Continuing its crackdown on financial fraud against senior citizens, the Securities and Exchange Commission has filed an emergency action to shut down a $25 million Ponzi scheme that victimized hundreds of senior and other investors nationwide who bought fractional ownership interests in life insurance policies.
The SEC asked a federal district court in Sacramento, CA, to grant the SEC's request for an order temporarily prohibiting further sales of the products, freezing the assets, and appointing a receiver to take control of operations in order to manage and preserve remaining investor funds.
The SEC has brought more than 40 enforcement actions over the past two years against frauds targeting retirees and other older investors, which will be a focus of the Commission's second annual Seniors Summit in Washington, D.C., on Sept. 10. The Summit also will include the release of findings from regulatory examinations of 110 firms offering "free lunch" investment seminars aimed at seniors.

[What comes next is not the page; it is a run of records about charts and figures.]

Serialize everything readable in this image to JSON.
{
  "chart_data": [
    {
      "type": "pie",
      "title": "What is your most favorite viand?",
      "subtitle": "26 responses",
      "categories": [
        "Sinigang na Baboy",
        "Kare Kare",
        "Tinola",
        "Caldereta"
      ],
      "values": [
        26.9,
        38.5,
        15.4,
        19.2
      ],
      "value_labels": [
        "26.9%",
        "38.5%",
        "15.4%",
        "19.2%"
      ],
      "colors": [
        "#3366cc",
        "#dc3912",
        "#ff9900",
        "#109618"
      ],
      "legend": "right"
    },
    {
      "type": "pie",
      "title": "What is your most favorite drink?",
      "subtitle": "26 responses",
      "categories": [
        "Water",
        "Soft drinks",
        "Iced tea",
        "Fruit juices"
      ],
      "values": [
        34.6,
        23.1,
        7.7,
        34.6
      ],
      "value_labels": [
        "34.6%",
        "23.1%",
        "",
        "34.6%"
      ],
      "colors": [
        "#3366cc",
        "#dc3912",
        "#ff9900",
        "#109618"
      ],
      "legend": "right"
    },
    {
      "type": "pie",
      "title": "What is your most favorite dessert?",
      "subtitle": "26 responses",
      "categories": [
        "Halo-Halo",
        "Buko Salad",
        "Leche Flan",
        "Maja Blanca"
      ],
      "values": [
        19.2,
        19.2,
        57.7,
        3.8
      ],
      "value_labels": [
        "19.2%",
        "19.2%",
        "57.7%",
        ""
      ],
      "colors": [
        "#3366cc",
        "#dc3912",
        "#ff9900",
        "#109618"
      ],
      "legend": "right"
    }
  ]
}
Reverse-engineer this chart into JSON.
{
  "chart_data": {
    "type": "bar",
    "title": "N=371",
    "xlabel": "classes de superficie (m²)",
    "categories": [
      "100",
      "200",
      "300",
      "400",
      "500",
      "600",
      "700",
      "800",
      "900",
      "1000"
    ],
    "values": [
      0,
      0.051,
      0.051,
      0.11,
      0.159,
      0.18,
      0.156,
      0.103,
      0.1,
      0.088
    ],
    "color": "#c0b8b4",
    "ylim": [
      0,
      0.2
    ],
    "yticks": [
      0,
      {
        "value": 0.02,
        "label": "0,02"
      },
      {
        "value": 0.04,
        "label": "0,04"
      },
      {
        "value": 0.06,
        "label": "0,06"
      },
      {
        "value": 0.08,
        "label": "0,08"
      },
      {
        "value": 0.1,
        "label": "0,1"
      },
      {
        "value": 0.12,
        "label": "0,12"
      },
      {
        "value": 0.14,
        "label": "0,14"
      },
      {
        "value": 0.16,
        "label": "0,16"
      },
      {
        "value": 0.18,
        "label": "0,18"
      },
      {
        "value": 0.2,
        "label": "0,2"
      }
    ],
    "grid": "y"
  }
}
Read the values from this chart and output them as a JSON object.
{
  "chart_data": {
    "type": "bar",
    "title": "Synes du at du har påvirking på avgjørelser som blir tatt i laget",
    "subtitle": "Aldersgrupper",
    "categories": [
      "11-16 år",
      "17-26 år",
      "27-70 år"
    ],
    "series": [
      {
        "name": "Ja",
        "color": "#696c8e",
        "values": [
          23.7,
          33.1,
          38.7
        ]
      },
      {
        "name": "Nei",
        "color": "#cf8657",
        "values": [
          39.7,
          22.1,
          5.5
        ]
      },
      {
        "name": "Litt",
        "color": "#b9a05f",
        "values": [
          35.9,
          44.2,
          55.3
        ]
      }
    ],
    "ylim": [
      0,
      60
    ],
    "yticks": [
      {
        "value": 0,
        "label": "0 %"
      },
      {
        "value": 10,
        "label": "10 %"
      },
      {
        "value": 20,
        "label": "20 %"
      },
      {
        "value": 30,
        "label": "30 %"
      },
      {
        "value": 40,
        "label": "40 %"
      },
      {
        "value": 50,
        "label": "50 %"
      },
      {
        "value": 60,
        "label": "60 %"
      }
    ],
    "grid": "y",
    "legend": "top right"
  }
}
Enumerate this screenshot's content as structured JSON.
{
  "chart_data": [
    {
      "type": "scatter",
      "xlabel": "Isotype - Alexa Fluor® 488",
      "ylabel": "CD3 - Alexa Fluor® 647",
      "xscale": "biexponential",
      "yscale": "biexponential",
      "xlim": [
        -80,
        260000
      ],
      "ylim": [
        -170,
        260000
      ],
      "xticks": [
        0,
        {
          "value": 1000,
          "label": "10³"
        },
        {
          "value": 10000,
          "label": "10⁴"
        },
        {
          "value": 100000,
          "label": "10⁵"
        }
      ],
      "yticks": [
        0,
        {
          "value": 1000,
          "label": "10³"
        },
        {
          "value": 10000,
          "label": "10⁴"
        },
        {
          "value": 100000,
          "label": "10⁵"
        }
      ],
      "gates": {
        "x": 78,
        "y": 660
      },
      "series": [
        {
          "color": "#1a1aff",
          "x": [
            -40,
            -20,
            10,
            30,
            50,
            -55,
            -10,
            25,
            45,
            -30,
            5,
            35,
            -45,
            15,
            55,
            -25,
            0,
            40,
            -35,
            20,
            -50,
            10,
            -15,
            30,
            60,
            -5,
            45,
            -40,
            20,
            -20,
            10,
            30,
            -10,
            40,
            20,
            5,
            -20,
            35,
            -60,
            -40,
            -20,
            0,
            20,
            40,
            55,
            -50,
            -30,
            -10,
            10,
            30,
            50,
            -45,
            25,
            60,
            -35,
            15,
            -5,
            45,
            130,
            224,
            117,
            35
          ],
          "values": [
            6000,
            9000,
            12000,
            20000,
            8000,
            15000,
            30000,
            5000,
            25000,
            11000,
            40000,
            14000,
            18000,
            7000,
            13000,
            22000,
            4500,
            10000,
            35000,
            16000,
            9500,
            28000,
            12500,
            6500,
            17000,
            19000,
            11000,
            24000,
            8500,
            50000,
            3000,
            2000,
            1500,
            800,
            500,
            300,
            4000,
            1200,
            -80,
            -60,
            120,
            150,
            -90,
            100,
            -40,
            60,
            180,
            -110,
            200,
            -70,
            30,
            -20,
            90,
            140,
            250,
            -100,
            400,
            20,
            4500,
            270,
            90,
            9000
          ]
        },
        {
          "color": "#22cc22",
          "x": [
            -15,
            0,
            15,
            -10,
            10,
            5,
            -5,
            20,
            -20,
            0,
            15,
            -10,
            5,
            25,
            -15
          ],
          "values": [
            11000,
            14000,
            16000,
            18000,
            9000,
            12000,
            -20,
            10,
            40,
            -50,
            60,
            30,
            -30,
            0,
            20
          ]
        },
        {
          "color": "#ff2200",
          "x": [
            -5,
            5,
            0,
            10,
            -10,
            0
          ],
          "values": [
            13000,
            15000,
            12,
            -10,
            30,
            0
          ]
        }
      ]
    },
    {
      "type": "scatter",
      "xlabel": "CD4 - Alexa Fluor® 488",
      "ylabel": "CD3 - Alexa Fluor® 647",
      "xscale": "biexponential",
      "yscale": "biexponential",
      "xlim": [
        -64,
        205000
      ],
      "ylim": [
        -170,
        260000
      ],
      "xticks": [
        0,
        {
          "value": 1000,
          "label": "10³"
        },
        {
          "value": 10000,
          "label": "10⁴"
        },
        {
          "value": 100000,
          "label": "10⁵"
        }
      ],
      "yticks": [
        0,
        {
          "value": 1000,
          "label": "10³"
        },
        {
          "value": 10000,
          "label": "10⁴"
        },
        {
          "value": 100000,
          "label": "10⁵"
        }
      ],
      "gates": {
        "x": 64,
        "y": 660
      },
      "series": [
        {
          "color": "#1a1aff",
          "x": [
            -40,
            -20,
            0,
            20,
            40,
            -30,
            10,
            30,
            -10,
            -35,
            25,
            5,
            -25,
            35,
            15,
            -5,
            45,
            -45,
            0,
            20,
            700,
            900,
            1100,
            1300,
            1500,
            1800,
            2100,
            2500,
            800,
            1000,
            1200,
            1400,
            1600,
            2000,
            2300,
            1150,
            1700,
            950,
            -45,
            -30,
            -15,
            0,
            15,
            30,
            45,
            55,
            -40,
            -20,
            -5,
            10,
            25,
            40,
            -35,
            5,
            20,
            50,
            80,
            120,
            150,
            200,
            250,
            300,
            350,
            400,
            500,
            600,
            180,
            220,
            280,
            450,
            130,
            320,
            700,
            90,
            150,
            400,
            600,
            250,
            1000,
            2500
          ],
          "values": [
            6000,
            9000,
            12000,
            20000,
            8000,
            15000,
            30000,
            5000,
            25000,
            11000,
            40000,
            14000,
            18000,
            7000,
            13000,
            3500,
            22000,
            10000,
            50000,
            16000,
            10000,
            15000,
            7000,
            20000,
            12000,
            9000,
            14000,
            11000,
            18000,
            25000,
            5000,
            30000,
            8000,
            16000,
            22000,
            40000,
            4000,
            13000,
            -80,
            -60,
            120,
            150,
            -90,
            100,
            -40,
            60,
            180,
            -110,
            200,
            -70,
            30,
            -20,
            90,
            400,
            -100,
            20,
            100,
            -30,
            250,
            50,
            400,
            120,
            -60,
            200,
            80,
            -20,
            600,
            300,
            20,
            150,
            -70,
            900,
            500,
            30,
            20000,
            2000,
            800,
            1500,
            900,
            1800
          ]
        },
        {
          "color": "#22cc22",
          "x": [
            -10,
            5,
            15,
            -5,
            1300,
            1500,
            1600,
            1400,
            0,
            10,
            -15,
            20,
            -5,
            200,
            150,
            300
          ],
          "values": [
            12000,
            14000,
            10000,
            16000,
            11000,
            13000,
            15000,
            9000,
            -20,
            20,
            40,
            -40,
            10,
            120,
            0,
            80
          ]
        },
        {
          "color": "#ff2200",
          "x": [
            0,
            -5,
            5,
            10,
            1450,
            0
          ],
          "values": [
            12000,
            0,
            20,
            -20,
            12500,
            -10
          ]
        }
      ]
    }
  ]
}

In the latest action, the Commission alleges that Donald Neuhaus of Redding, CA, his daughter Kimberley Snowden, and their company Secure Investment Services, Inc., orchestrated the Ponzi scheme that falsely promised safe, secure, and profitable interests in life insurance policies known as "viaticals" while failing to disclose the dire financial condition of the investment venture. Many of the investors were elderly and invested their retirement savings. The Commission also alleges the father-daughter fraudsters pocketed $700,000 for their personal use while the scam was on the verge of collapse.
"Moving to shut down this Ponzi scheme reaffirms the Commission's overall commitment to aggressively investigating and stopping those who prey upon the retirement funds of older Americans," said Linda Chatman Thomsen, Director of the SEC's Division of Enforcement. "These perpetrators lined their own pockets and deliberately disguised the serious risks that investors faced, misleading senior citizens and others to believe they were making safe and secure investments when, in reality, they were being lured into a financial crisis."
Helane L. Morrison, Regional Director of the SEC's San Francisco Regional Office, added, "The defendants engaged in a predatory scheme, making promises that they knew they could not keep to senior citizens and other investors. The requested court order temporarily halting this fraud is a critical step in protecting these investors and preserving their remaining assets."
According to the SEC's complaint, Neuhaus and Snowden sold shares of life insurance policies, calling them "bonded life settlements." They persuaded investors to buy the securities by representing that their money would be used to purchase and pay the necessary premiums on the life insurance policies. They promised returns up to 125 percent when the person insured by the policy died.
The SEC's complaint alleges that Neuhaus and Snowden instead used investors' money for their own personal use and to cover the premiums on other insurance policies owned by other groups of investors. Their conduct constituted a Ponzi scheme in which every new investor was being defrauded to provide the cash needed to conceal the misrepresentations to an earlier group of investors. They failed to inform investors that the enterprise was on the brink of collapse, and that investors risked losing everything if life insurance policies expired due to lack of payment.
The SEC further alleges that Neuhaus and Snowden misled investors by providing them with life expectancy estimates supposedly certified by a physician who was, in reality, a convicted felon falsely holding himself out as a physician. They falsely claimed that the investments were protected by bonding companies. But these were, in fact, unlicensed overseas firms with no assurance of actually repaying investors.
The SEC's complaint charges the defendants with violating the antifraud and registration provisions of the federal securities laws, and seeks permanent injunctions, disgorgement, and civil penalties. The SEC acknowledges the assistance of the United States Attorney's Office for the Eastern District of California, the California Department of Corporations and the Criminal Investigation Division of the Internal Revenue Service.